On the final day of the show, we went, and it was definitely worth it. Twelve artists exhibited photos, paintings, prints, and films/videos - we watched every minute of them.
Strictly speaking, estuary is where the river meets the sea, but some of the works, such as the film of a journey upriver, also drew from the river's upstream reaches. But it was two films of the wide expanse of water that interested and involved me most.
William Raban's "Thames Film" (1986) included the sea forts - defences during WW2 against German bombers using the river to navigate inland. Then, they had gun turrets; later they were used for monitoring tides; now they are abandoned, rusty and dusty, strange and glorious -
Stephen Turner - who is currently living in an egg-shaped boat - spent 36 days alone in one of these towers in August/September 2005, 36 days being the length of a tour of duty during the war - "the work is a kind of homage to these men," he says. He cleared detritus and pitched his tent, then documented his stay at seafort.org with webcam and blog. "The Seafort Project was an artistic exploration of isolation, investigating how one's experience of time and place changes in isolation, and what creative contemplation means in a twenty first century context."
The work was presented on two screens, one written extract per day and an associated photo, sometimes several photos. It moved slowly, I thought at first, but on sitting down and deciding to watch the whole thing, I realised that this slowness reflected the passage of time in his isolated tower. The things he found - old printed fabrics used as rags, newspapers from 1957, pin-up girls - started to form their stories in your mind.
It was fascinating to find out that the men would "escape" the tower by going fishing at the lower levels, and that workshop activities - knitting and embroidery among them - were compulsory to counter "fort madness"; the biweekly shows of work were very popular.
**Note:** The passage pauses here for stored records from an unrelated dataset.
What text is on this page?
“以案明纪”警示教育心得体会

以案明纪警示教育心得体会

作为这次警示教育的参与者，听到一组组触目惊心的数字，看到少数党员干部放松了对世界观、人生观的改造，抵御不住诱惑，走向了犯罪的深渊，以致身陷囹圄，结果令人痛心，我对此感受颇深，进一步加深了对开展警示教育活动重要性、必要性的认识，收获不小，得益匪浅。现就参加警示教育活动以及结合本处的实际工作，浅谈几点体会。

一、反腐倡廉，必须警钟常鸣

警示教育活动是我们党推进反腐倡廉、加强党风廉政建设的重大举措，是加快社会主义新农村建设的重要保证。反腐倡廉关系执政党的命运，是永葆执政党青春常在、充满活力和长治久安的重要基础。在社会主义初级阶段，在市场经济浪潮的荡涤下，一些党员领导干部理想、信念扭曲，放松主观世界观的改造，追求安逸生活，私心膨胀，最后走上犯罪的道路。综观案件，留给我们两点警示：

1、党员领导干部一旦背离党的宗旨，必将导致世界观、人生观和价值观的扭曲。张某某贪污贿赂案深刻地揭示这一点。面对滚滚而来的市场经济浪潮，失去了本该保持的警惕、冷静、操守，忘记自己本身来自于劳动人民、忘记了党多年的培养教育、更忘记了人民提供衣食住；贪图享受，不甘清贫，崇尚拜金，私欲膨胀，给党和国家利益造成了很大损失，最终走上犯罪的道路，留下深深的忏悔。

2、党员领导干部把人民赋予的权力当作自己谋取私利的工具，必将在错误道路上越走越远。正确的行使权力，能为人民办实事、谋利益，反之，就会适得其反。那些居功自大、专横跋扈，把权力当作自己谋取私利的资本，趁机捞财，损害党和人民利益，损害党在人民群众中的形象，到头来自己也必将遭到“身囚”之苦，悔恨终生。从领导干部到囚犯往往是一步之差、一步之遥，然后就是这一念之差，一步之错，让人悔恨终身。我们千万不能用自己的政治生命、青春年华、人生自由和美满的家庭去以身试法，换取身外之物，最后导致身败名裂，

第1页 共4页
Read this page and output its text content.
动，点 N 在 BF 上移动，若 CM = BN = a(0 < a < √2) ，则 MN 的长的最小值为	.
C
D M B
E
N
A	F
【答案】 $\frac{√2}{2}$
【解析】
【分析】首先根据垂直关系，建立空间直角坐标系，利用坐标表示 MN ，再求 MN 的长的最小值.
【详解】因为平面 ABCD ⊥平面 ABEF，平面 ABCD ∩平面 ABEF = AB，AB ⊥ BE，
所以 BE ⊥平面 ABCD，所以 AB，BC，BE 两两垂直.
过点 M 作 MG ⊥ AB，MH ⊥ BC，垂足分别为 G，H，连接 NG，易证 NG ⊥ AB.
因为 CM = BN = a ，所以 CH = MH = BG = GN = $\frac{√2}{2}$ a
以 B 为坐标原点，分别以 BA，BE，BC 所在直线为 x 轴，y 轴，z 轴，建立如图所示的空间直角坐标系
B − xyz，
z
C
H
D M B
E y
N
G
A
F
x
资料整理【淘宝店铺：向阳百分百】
My other favourite in the show was John Smith's Horizon (2012), a film of the sea itself, its shifting light - sometimes with a background of the sound of the waves, each wave bringing a new view of air/horizon/water. Hypnotic, beautiful, and not without humour - or, unexpected things that make us laugh. Smith got the idea of filming the sea when he was sitting at Turner Contemporary (in Margate), looking out at it: "what a great perspective." Every image is "completely a straightforward representation", but a lot of it looks very artificial.